Quel est le but de ce va-et-vient maniéré entre des épisodes de malheur conjugal ou familial qui se suivent et se ressemblent, tellement le point de vue de la narration devient brouillon ? En effet, on est sans doute censé suivre la vie de ce pauvre homme à qui l’épanouissement a été refusé pour cause de mauvais coups du sort et s’en émouvoir, bien sûr. Or, l’écran de fumée du montage rapiécé s’avère si épais qu’il focalise toute notre attention sur lui. Ce qui aurait pu être la grande épopée d’une vie vécue contre vents et marées, digne des pires clichés qui pullulent dans des séries interminables diffusées à la télévision l’après-midi, se transforme d’entrée de jeu en une machine à l’acrobatie narrative douteuse, car trop obnubilée par elle-même.

© 2022 Fandango / Rai Cinema / Orange Studio / Les Films des Tournelles / Paname Distribution Tous droits réservés

Assez pleurniché

Face à la forme à la prétention parfois insoutenable, le fond fait de même pâle figure. La passivité du personnage principal en fait un héros peu engageant. Marco a tendance à attendre que les choses et les gens viennent vers lui, une attitude hésitante qui trouve sa manifestation la plus concrète dans la drôle de relation qu’il entretient avec Luisa. Sauf que cet amour impossible se voit rapidement éclipsé par toutes les autres choses de la vie courante qui lui tombent dessus. Ainsi, pas un quart d’heure de film ne se passe sans qu’une mort accidentelle ou un autre malheur tragique ne vienne secouer notre pauvre point d’identification faiblard. Hélas, la mise en scène ne trouve guère les moyens filmiques adéquats pour hiérarchiser ces déconvenues et éviter de la sorte de sombrer dans l’inflation du malheur.

L’absence de véritables enjeux dramatiques se fait donc cruellement sentir, une fois qu’il devient clair que la seule ambition de Francesca Archibugi consiste à faire virevolter son récit dans tous les sens imaginables, peu importe les dégâts en termes d’adhésion du public. In extremis, elle fait amplement appel au maquillage peu crédible pour instaurer un faux ton de sagesse, alors que ses personnages n’ont nullement eu l’occasion de mûrir devant nos yeux. L’émotion souhaitée pour l’action finale du film reste par conséquent inexistante, alors que pareil sujet morbide avait donné lieu à une œuvre infiniment plus touchante il y a vingt ans du côté canadien avec Les Invasions barbares de Denys Arcand. Bref, même le départ solennel de Marco est bâclé, ce qui ne nous étonne guère, après toutes les épreuves bancales qu’il a dû traverser pour en arriver là !

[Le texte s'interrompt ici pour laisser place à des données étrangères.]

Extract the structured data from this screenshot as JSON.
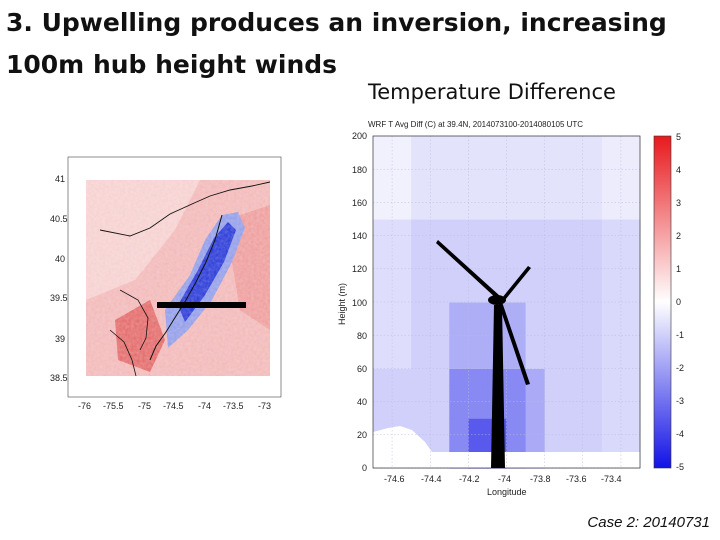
{
  "slide": {
    "title_line1": "3. Upwelling produces an inversion, increasing",
    "title_line2": "100m hub height winds",
    "panel_title": "Temperature Difference",
    "caption": "Case 2: 20140731"
  },
  "colors": {
    "warm": "#e23a3a",
    "neutral": "#ffffff",
    "cool": "#1f2be0",
    "turbine": "#000000",
    "transect": "#000000"
  },
  "chart_data": [
    {
      "type": "heatmap",
      "title": "",
      "xlabel": "",
      "ylabel": "",
      "x_ticks": [
        "-76",
        "-75.5",
        "-75",
        "-74.5",
        "-74",
        "-73.5",
        "-73"
      ],
      "y_ticks": [
        "41",
        "40.5",
        "40",
        "39.5",
        "39",
        "38.5"
      ],
      "xlim": [
        -76,
        -73
      ],
      "ylim": [
        38.5,
        41
      ],
      "transect": {
        "lat": 39.4,
        "lon_start": -74.6,
        "lon_end": -73.35
      },
      "pattern": "warm (red) over land and offshore, cool (blue) coastal upwelling band off New Jersey"
    },
    {
      "type": "heatmap",
      "title": "WRF T Avg Diff (C) at 39.4N, 2014073100-2014080105 UTC",
      "xlabel": "Longitude",
      "ylabel": "Height (m)",
      "x_ticks": [
        "-74.6",
        "-74.4",
        "-74.2",
        "-74",
        "-73.8",
        "-73.6",
        "-73.4"
      ],
      "y_ticks": [
        "0",
        "20",
        "40",
        "60",
        "80",
        "100",
        "120",
        "140",
        "160",
        "180",
        "200"
      ],
      "xlim": [
        -74.7,
        -73.3
      ],
      "ylim": [
        0,
        200
      ],
      "colorbar": {
        "ticks": [
          "5",
          "4",
          "3",
          "2",
          "1",
          "0",
          "-1",
          "-2",
          "-3",
          "-4",
          "-5"
        ],
        "range": [
          -5,
          5
        ]
      },
      "columns": [
        -74.65,
        -74.55,
        -74.45,
        -74.35,
        -74.25,
        -74.15,
        -74.05,
        -73.95,
        -73.85,
        -73.75,
        -73.65,
        -73.55,
        -73.45,
        -73.35
      ],
      "rows": [
        5,
        15,
        25,
        35,
        45,
        55,
        65,
        75,
        85,
        95,
        105,
        115,
        125,
        135,
        145,
        155,
        165,
        175,
        185,
        195
      ],
      "values_sample": {
        "surface_near_shore": -3.5,
        "upper_offshore": -0.6,
        "mid_column": -1.5
      }
    }
  ]
}
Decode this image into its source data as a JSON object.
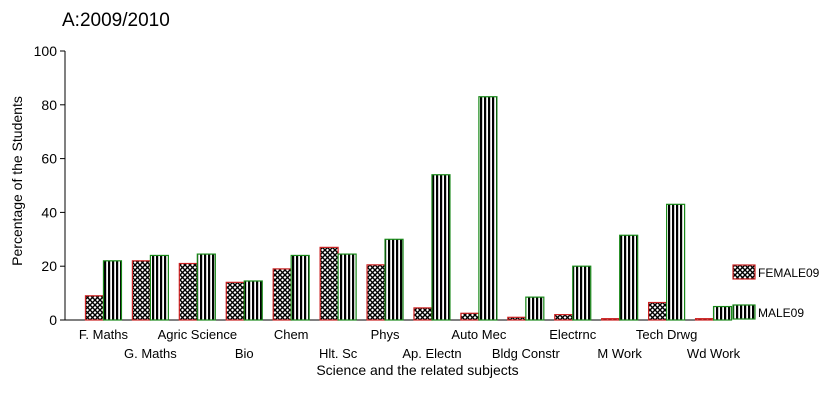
{
  "chart_data": {
    "type": "bar",
    "title": "A:2009/2010",
    "xlabel": "Science and the related subjects",
    "ylabel": "Percentage of the Students",
    "ylim": [
      0,
      100
    ],
    "yticks": [
      0,
      20,
      40,
      60,
      80,
      100
    ],
    "grid": false,
    "legend_position": "right",
    "categories": [
      "F. Maths",
      "G. Maths",
      "Agric Science",
      "Bio",
      "Chem",
      "Hlt. Sc",
      "Phys",
      "Ap. Electn",
      "Auto Mec",
      "Bldg Constr",
      "Electrnc",
      "M Work",
      "Tech Drwg",
      "Wd Work"
    ],
    "series": [
      {
        "name": "FEMALE09",
        "color": "#cc2222",
        "pattern": "crosshatch",
        "values": [
          9,
          22,
          21,
          14,
          19,
          27,
          20.5,
          4.5,
          2.5,
          1,
          2,
          0.5,
          6.5,
          0.5
        ]
      },
      {
        "name": "MALE09",
        "color": "#1a8a1a",
        "pattern": "vertical-stripes",
        "values": [
          22,
          24,
          24.5,
          14.5,
          24,
          24.5,
          30,
          54,
          83,
          8.5,
          20,
          31.5,
          43,
          5
        ]
      }
    ]
  }
}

© 2022 Fandango / Rai Cinema / Orange Studio / Les Films des Tournelles / Paname Distribution Tous droits réservés

Conclusion

C’est avant tout un regret profond que nous inspire Le Colibri. Plutôt que d’investir toutes ses forces créatives pour faire joliment du surplace, le film de Francesca Archibugi s’épuise irrémédiablement dans le labyrinthe de ses multiples niveaux temporels. En fin de compte, personne ne s’en sort indemne, ni l’acteur principal Pierfrancesco Favino, rarement vu si léthargique, voire risible quand il doit réagir à la plus néfaste des nouvelles, ni les actrices sacrifiées sans scrupules sur l’autel des névroses féminines et des lubies masculines. Au moins, Nanni Moretti y reste fidèle à lui-même, c’est-à-dire l’observateur ironique et doucement amusé de ce spectacle sans queue, ni tête.